Is there anything new and exciting exclusively for KDE Spin? Or is Plasma on heavy LTS now until v.6 and Fedora 40?
Bigcash
I just got Fedora 39 KDE installed on my laptop and I’m enjoying it so far. I like to responsiveness of the Distro over Windows 11. I don’t really play games on laptops so I’m good with KDE Fedora 39. I lke KDE Fedora 39 because it’s faster and has more customization.
Paweł
It’s smooth and fast unlike windows. I’m going to wipe out windows partition.
Neto
No hay duda es el mejor linux fedora
John
Hola Matthew, gracias una vez más, por el gran trabajo día tras día para darnos un sistema de escritorio real. En su opinión, para un usuario que no es ingeniero informático, ni programador o desarrollador, ¿cuál considera una mejor alternativa entre la estación de trabajo y el azul plateado?
Thank you.
John
Hello Matthew, thank you once again, for the huge work day after day to give us a real desktop system. In your opinion, for a user who is not a computer engineer, nor a programmer or developer, what do you consider to be a better alternative between workstation and silverblue?
Thank you.
swallacertp
Updated yesterday (Nov 8) and working well! Thanks for all the hard work getting this out.
lemc
The option for configuring the top bar, including its clock, has been removed from Tweaks. This is annoying, as displaying the weekday close to the date is very useful.
Matthias
You can configure it in gnome settings -> date & time.
lemc
Thanks! I really missed that. This is a good move, as it concentrates all interface settings under a single utility.
Black Genius
Well done, Fedora devs.
Anthony Johnson
…just gets better!
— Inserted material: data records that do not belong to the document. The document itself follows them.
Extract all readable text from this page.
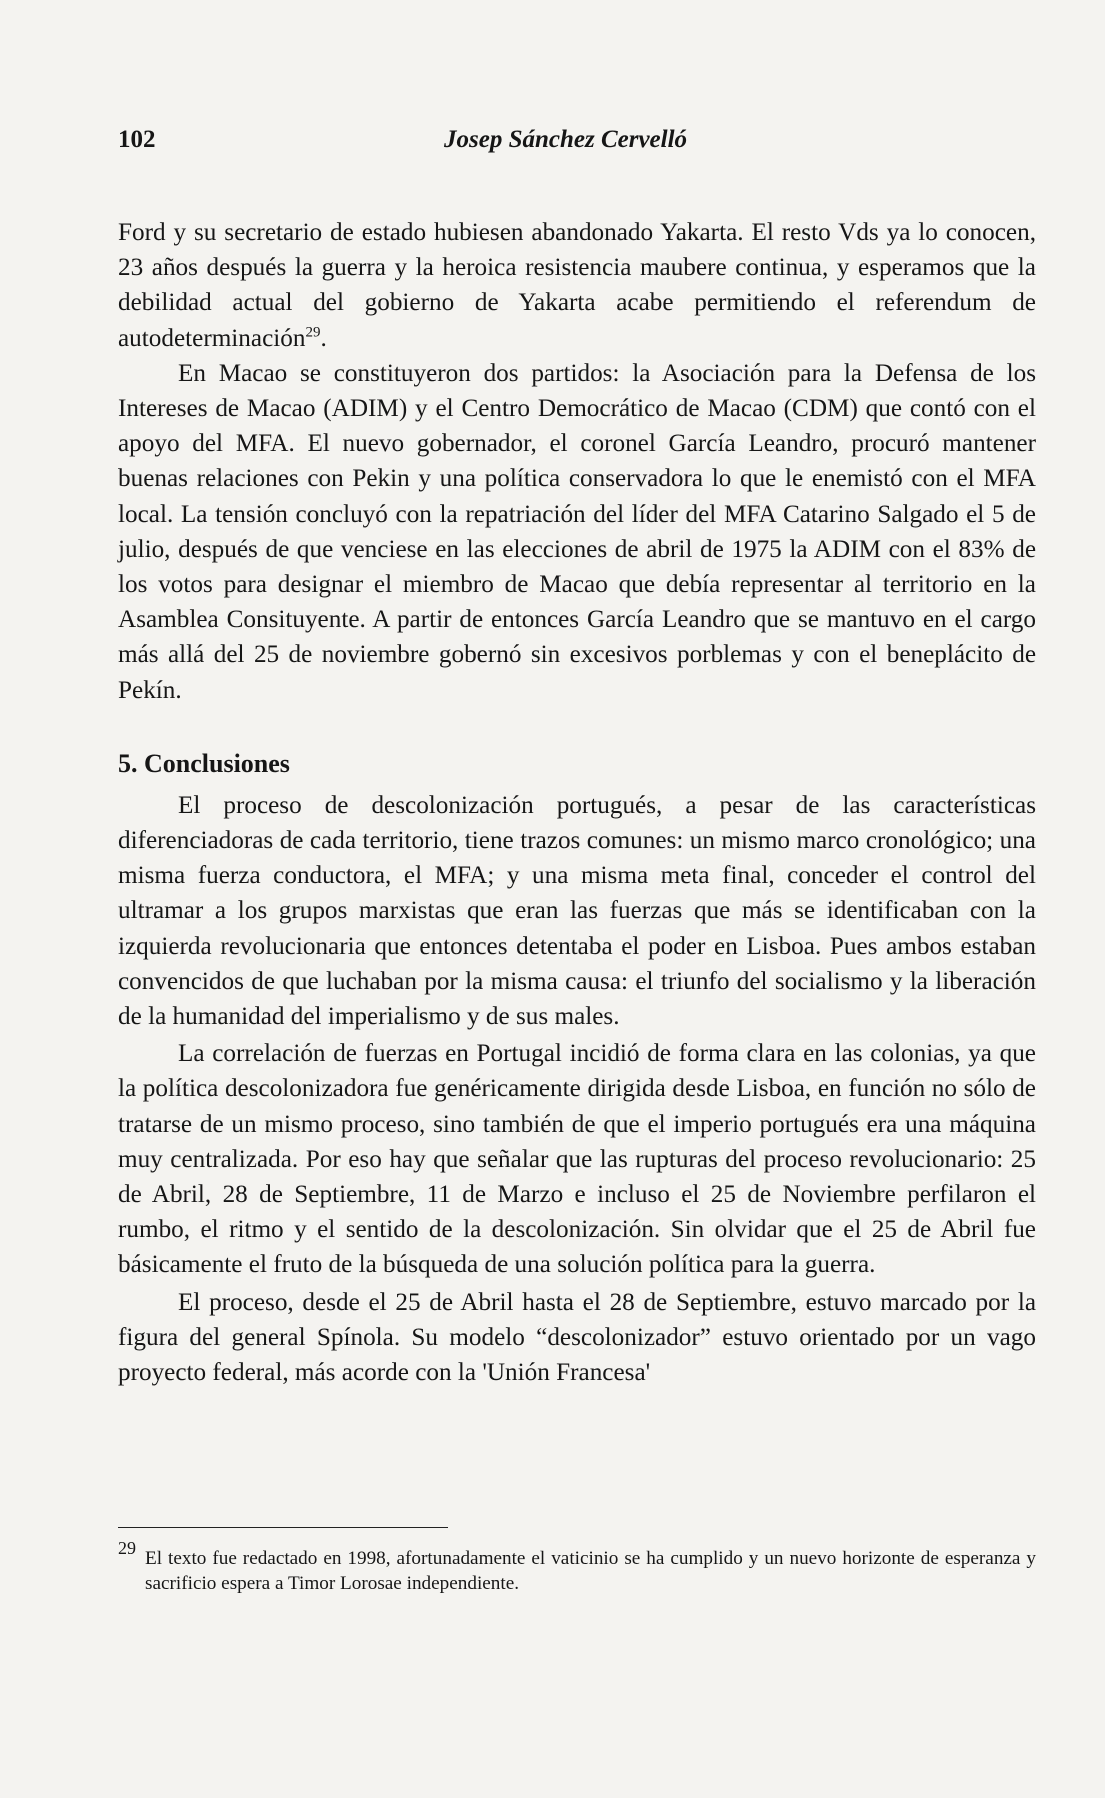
102	Josep Sánchez Cervelló

Ford y su secretario de estado hubiesen abandonado Yakarta. El resto Vds ya lo conocen, 23 años después la guerra y la heroica resistencia maubere continua, y esperamos que la debilidad actual del gobierno de Yakarta acabe permitiendo el referendum de autodeterminación$^{29}$.

En Macao se constituyeron dos partidos: la Asociación para la Defensa de los Intereses de Macao (ADIM) y el Centro Democrático de Macao (CDM) que contó con el apoyo del MFA. El nuevo gobernador, el coronel García Leandro, procuró mantener buenas relaciones con Pekin y una política conservadora lo que le enemistó con el MFA local. La tensión concluyó con la repatriación del líder del MFA Catarino Salgado el 5 de julio, después de que venciese en las elecciones de abril de 1975 la ADIM con el 83% de los votos para designar el miembro de Macao que debía representar al territorio en la Asamblea Consituyente. A partir de entonces García Leandro que se mantuvo en el cargo más allá del 25 de noviembre gobernó sin excesivos porblemas y con el beneplácito de Pekín.

5. Conclusiones

El proceso de descolonización portugués, a pesar de las características diferenciadoras de cada territorio, tiene trazos comunes: un mismo marco cronológico; una misma fuerza conductora, el MFA; y una misma meta final, conceder el control del ultramar a los grupos marxistas que eran las fuerzas que más se identificaban con la izquierda revolucionaria que entonces detentaba el poder en Lisboa. Pues ambos estaban convencidos de que luchaban por la misma causa: el triunfo del socialismo y la liberación de la humanidad del imperialismo y de sus males.

La correlación de fuerzas en Portugal incidió de forma clara en las colonias, ya que la política descolonizadora fue genéricamente dirigida desde Lisboa, en función no sólo de tratarse de un mismo proceso, sino también de que el imperio portugués era una máquina muy centralizada. Por eso hay que señalar que las rupturas del proceso revolucionario: 25 de Abril, 28 de Septiembre, 11 de Marzo e incluso el 25 de Noviembre perfilaron el rumbo, el ritmo y el sentido de la descolonización. Sin olvidar que el 25 de Abril fue básicamente el fruto de la búsqueda de una solución política para la guerra.

El proceso, desde el 25 de Abril hasta el 28 de Septiembre, estuvo marcado por la figura del general Spínola. Su modelo “descolonizador” estuvo orientado por un vago proyecto federal, más acorde con la 'Unión Francesa'

29 El texto fue redactado en 1998, afortunadamente el vaticinio se ha cumplido y un nuevo horizonte de esperanza y sacrificio espera a Timor Lorosae independiente.
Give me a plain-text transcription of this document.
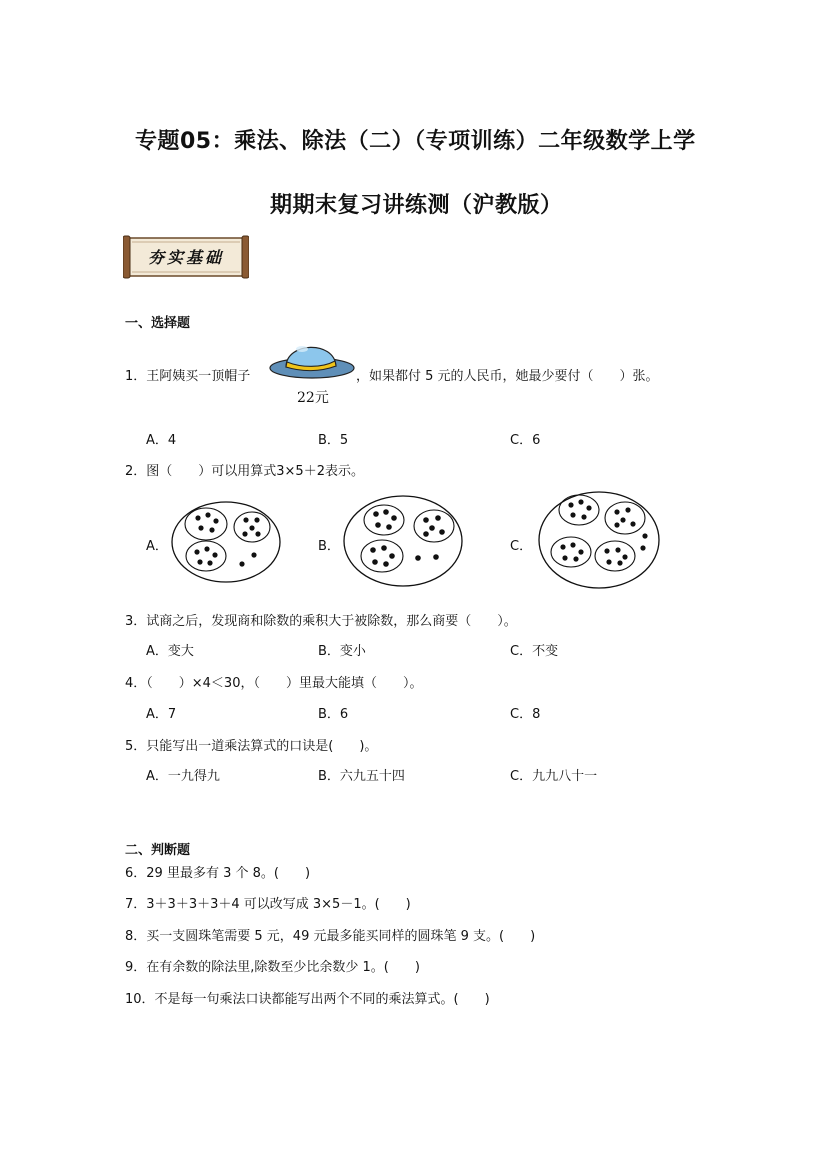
专题05：乘法、除法（二）（专项训练）二年级数学上学
期期末复习讲练测（沪教版）
夯实基础
一、选择题
1．王阿姨买一顶帽子
22元
，如果都付 5 元的人民币，她最少要付（　　）张。
A．4	B．5	C．6
2．图（　　）可以用算式3×5＋2表示。
A．	B．	C．
3．试商之后，发现商和除数的乘积大于被除数，那么商要（　　）。
A．变大	B．变小	C．不变
4．（　　）×4＜30，（　　）里最大能填（　　）。
A．7	B．6	C．8
5．只能写出一道乘法算式的口诀是(　　)。
A．一九得九	B．六九五十四	C．九九八十一
二、判断题
6．29 里最多有 3 个 8。(　　)
7．3＋3＋3＋3＋4 可以改写成 3×5－1。(　　)
8．买一支圆珠笔需要 5 元，49 元最多能买同样的圆珠笔 9 支。(　　)
9．在有余数的除法里,除数至少比余数少 1。(　　)
10．不是每一句乘法口诀都能写出两个不同的乘法算式。(　　)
Installed Fedora 39 on MacBook Pro 11,4 Mid-2015 Intel i7 HQ4770, 16GB RAM, 512 SSD. Happily sharing SSD with MacOS Mojave and Linux Mint 19.3 in a triple-boot menage-a -trois!!.
Very good thermal management, stable so far and running kernel 6.5.11.
Impressed. Cannot praise the Fedora development team enough.
Face for Radio
Best so far.
Anonymous
A week after release, updated to 39, everything’s smooth. I recommend to update.
Kodden
Great! Thank you all!
André
don’t use it for production, F39 still has issues..
Bazzi
Great work.
haris
back to fedora after unknown journey in the linux world
Tomasz Antczak
In version 38 and 39 zenity works wrong. Command line “zenity –calendar” returns shifted +1 day and pointing at the last day of the month it crashes.
Enzo Porfavorny
Beautiful piece of work!
A_normal_user
For some reason F38 was very problematic in my laptop, and I moved to RHEL9. But F39 workstation vanilla works very well. Polish, simple, all works. Thank you for the work.
Neto
Every time fedora gets better and better in every aspect
Brian
Awesome release of the best Linux distribution for my needs. Thank you, team!